Strand, Under the Dark Cloth (1989)
Ressam Charles Sheeler’la ortaklaşa bir çalışmaya giderek “Manhatta”ya da imza atmış olan Paul Strand, bu belgeselinde ortaya koyduğu özenli kadraj görüntüleri ve kompozisyonuyla fotoğrafçı gözünü yansıtıyordu. Kent senfonilerinde olduğu gibi, bireysel kariyerinde de hayatın senfonilerini yansıtan Strand, Alfred Stieglitz’in de yardımıyla fotoğrafçılığını geliştirme ve eserlerini yayınlama şansı yakaladı. Strand’in fotoğrafçı gözü, onun kameramanlık ve belgeselcilik alanında da çalışmasını da sağlayarak, birçok alanda eser vermesine vesile oldu. “Modern makineyi” en başarılı yöntemlerde kullanan Paul Strand’in sanatına dahil olmamak, fotoğraf sanatıyla ilgilenenler için büyük bir eksiklik olacaktır.
Photographer Man Ray (1998)
Çektiği fotoğraflarda bir obje göstermektense bir fikri yansıtmayı tercih eden Man Ray, bu fikirlerini aktarırken hayallerini ve rüyalarını dile getirmeyi amaçlıyordu.
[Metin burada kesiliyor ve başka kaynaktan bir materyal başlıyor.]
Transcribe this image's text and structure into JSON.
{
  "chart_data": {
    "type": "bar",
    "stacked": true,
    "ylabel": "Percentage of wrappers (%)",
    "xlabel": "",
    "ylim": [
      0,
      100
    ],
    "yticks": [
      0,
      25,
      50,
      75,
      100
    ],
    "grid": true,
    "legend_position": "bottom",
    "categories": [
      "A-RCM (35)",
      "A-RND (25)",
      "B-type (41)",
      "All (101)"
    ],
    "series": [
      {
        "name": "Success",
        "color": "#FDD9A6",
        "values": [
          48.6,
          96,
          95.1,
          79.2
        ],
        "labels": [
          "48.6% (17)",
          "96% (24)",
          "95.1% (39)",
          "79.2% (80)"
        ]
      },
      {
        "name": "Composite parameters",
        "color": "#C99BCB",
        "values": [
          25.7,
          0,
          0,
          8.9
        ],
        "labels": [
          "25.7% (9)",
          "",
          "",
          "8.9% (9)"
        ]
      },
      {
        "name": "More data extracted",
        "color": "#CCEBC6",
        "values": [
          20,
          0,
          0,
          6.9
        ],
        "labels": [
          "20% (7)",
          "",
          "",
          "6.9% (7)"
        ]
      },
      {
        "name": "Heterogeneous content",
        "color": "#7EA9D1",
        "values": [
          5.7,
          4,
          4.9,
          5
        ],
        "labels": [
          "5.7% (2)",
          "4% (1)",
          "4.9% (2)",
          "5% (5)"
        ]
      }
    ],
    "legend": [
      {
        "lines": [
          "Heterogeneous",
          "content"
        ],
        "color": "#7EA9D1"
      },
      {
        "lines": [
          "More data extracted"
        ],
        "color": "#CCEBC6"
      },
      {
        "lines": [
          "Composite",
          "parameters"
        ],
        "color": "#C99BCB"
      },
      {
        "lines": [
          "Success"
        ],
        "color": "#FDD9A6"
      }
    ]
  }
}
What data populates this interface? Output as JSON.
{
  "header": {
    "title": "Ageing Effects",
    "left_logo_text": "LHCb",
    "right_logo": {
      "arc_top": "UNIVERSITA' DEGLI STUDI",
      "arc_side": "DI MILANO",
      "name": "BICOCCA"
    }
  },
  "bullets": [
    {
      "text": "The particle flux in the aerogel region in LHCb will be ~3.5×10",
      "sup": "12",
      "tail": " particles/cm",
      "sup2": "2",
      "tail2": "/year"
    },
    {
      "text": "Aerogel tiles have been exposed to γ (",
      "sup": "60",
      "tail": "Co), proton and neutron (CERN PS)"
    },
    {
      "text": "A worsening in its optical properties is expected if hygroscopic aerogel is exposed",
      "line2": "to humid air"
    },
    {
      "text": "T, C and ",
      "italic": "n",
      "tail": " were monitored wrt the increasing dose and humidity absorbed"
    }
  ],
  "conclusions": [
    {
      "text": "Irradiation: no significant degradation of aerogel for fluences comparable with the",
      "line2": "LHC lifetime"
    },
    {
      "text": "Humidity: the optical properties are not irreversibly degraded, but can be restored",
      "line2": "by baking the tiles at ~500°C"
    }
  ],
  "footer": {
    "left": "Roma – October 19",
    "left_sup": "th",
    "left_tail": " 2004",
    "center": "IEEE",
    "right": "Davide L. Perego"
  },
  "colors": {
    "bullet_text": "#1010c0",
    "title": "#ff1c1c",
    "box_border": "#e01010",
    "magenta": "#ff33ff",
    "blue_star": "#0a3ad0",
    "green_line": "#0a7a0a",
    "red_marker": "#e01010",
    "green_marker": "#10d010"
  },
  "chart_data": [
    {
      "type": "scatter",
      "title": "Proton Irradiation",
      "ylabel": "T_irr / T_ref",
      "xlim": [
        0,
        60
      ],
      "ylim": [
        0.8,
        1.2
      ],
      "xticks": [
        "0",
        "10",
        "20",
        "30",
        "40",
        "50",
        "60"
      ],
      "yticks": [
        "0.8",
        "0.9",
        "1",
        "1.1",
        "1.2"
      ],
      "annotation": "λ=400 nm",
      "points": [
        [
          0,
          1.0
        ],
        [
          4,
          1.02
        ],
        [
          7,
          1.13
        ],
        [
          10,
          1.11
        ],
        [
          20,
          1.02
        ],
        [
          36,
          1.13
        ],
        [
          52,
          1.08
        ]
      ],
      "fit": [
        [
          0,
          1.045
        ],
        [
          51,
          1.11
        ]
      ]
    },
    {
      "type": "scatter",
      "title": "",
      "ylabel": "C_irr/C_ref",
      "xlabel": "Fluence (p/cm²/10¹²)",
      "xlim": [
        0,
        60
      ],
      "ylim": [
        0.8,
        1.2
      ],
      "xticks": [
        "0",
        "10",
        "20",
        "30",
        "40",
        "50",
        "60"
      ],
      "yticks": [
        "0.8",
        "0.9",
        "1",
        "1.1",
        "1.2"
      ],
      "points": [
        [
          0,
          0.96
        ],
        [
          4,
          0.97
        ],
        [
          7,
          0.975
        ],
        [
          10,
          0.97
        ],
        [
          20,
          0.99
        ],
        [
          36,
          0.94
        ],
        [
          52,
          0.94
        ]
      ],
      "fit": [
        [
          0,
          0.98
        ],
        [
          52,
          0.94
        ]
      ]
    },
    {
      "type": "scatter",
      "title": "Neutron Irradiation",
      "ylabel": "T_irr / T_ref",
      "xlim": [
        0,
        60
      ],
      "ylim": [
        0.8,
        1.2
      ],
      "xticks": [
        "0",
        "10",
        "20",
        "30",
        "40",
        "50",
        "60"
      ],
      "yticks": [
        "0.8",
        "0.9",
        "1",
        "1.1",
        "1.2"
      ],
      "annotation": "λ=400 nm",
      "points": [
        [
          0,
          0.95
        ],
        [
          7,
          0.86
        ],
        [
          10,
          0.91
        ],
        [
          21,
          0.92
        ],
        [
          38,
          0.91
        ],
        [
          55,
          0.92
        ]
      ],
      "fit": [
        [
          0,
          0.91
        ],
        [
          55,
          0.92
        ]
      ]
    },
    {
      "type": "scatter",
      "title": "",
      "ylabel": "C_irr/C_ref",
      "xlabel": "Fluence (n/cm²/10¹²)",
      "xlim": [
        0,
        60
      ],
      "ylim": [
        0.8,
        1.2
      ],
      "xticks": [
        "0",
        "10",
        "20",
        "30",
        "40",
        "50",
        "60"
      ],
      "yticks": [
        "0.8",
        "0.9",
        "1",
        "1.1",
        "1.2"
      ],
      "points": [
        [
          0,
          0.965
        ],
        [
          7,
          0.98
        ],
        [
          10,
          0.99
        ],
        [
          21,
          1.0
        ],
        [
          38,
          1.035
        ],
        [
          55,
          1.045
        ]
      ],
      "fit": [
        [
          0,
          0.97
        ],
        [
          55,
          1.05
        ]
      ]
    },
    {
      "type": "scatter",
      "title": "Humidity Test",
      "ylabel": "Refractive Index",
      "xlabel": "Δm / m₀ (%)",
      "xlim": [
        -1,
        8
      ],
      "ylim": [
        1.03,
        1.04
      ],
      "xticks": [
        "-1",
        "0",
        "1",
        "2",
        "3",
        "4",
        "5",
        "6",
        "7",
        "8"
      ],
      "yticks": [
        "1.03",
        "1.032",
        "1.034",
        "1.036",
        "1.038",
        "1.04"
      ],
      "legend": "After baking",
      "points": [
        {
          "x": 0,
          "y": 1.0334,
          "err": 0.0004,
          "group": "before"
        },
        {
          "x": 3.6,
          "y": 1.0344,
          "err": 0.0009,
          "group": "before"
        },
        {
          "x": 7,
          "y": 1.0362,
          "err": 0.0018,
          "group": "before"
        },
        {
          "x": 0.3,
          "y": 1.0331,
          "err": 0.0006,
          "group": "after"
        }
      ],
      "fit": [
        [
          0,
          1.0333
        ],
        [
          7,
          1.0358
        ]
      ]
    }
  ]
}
Sürrealizm akımının önde gelen isimlerinden olan Man Ray, ressam kişiliğinin de etkisiyle görsel dünyanın oluşturduğu tüm imgeleri farklı yöntemlerle dışa vurabiliyor; Bréton, Duchamps, Baudelaire, Rimbaud gibi isimlerden de aldığı ilhamlarla, kendi zihninde yoğurduğu benzersiz eserleri ortaya çıkarıyordu. Yeni bir “exposure tekniği” de geliştirerek algılar üzerinde oynama yapan Man Ray, yarattığı her eseri bir kitap niteliğinde okunabilecek sanatçılar arasında yer alıyor ve fotoğrafçılığın yeni yeni gelişim gösterdiği yıllarda ortaya koyduğu benzersiz eserleri dolayısıyla, mutlaka dikkat çekilmesi gereken sanatçılar arasında bulunuyor.
Ansel Adams: A Documentary Film (2002)
Edward Weston ve Imogen Cunningham’la kurduğu F/64 gubuyla tanınan Ansel Adams, Paul Strand’in fotoğraflarından etkilenerek kendini fotoğrafçılığa adamış bir isim olarak karşımıza çıkıyor. Günümüzde dahi birçok poster, takvim ve kitaplarda eserleri kullanılan Adams, Amerikan fotoğrafçılar arasında en belirgin iz bırakan isimlerden biri olmuştur. Ansel Adams’ın hayatını ve yapıtlarını ele alan belgeseli, sanatçının babasıyla olan ilişkisini ortaya koymakla birlikte, kendisini fotoğrafçılığa hazırlayan etmenleri de detaylı bir şekilde ele alıyor. Belgesel, kendi tekniklerini geliştirmekten de uzak durmayan Ansel Adams’ın profesyonel dünyasına konuk oluyor ve mutlaka izlenmesi gerekenler listesine giriyor.
Henri Cartier-Bresson: The Impassioned Eye (2003)
Henri Cartier-Bresson’un fotoğrafçılık için yaptığını Bach’ın müzik alanında yaptığına benzeten Richard Avedon, aslında hiç de abartılı bir ifadede bulunmuyordu. Çağın sorunlarına tanıklık ederken kamerasını doğrulttuğu nokta ne olursa olsun, bunu en etkili duyguyu uyandırabilecek şekilde aktarabilen Cartier-Bresson, hümanizmanın estetikle doruk noktasına çıktığı eserler ortaya koydu.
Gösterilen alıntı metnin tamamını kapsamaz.